From 16 – 18 June 2014, the Honduran Chapter of the International Geosynthetics Society (IGS) will hold that country’s First National Conference on Geosynthetics (Honduras 2014). This is a significant step of activity for the chapter, which just formed in 2013. However, it may be even more significant for its impact on the Central American and Caribbean region.
The Latin American infrastructure market continues to open, and an increasing number of global companies, including from the manufacturing side of geosynthetics, are establishing offices and production facilities throughout southern Americas.
Successful IGS chapters have been in operation in South America for many years. The Peruvian Chapter, for example, hosted GeoAmericas 2012; and the Brazilian Chapter hosted the 9th International Conference on Geosynthetics (9 ICG, May 2010).
The next GeoAmericas will be in Miami in April 2016 and hosted by the North American Geosynthetics Society. The 10th ICG will be held in September 2014 in Berlin and hosted by IGS Germany.
But historically, Central American and Caribbean nations have not hosted IGS chapters or events.
In Honduras, there is a an excellent opportunity to bring experts together from around the region for state-of-practice discussions, IGS chapter formation, event planning, and more.

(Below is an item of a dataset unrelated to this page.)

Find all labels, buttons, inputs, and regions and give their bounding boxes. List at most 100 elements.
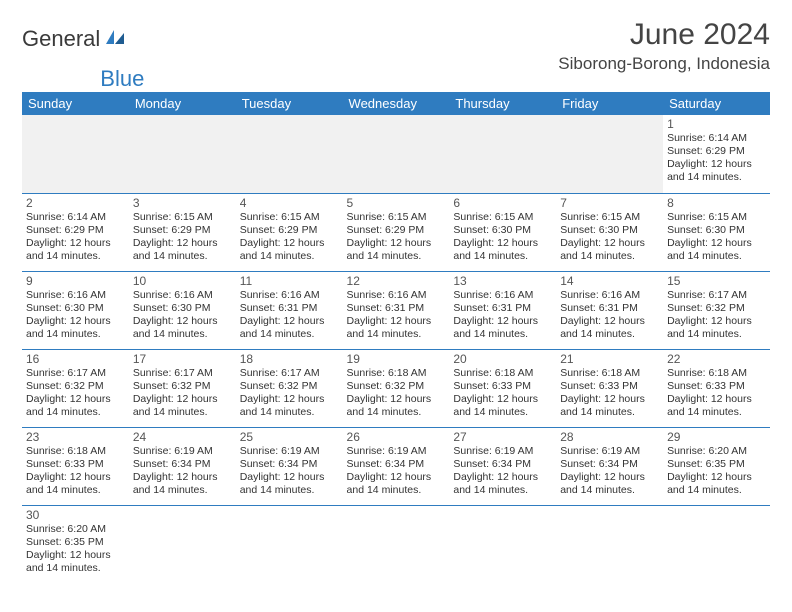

CICH - Engineering HondurasMultiple officers of the IGS Council have offered to contribute lectures to the Honduras conference, which will be held in Tegucigalpa at the College of Civil Engineering (CICH). These speakers, who will join the many Honduran and regional experts already working with the organizers, may include Russell Jones, Jorge Zornberg, Peter Legg, and Fumio Tatsuoka covering topics such as mining applications, geosynthetic barrier systems (liners, covers), reinforced soil and walls, pavement design, QA/QC programs, etc.
The presence of IGS Officers at the event will also facilitate communication with geosynthetics field representatives from the Central American and Caribbean region, such as those who would like to further advance discussions or proposals to form chapters or become partners in future events.
As such, the First Honduras National Conference on Geosynthetics may serve as more than validation of the immediate activity and strong goals of Honduras’ engineering professionals in their new geosynthetics chapter; the event may crystallize support for similar chapters and knowledge transfer throughout the region.
Combined with fast-growing infrastructure and an expanding and vibrant research and manufacturing culture, the southern Americas are showing great promise for the geosynthetics field.
More information on the conference will be available shortly.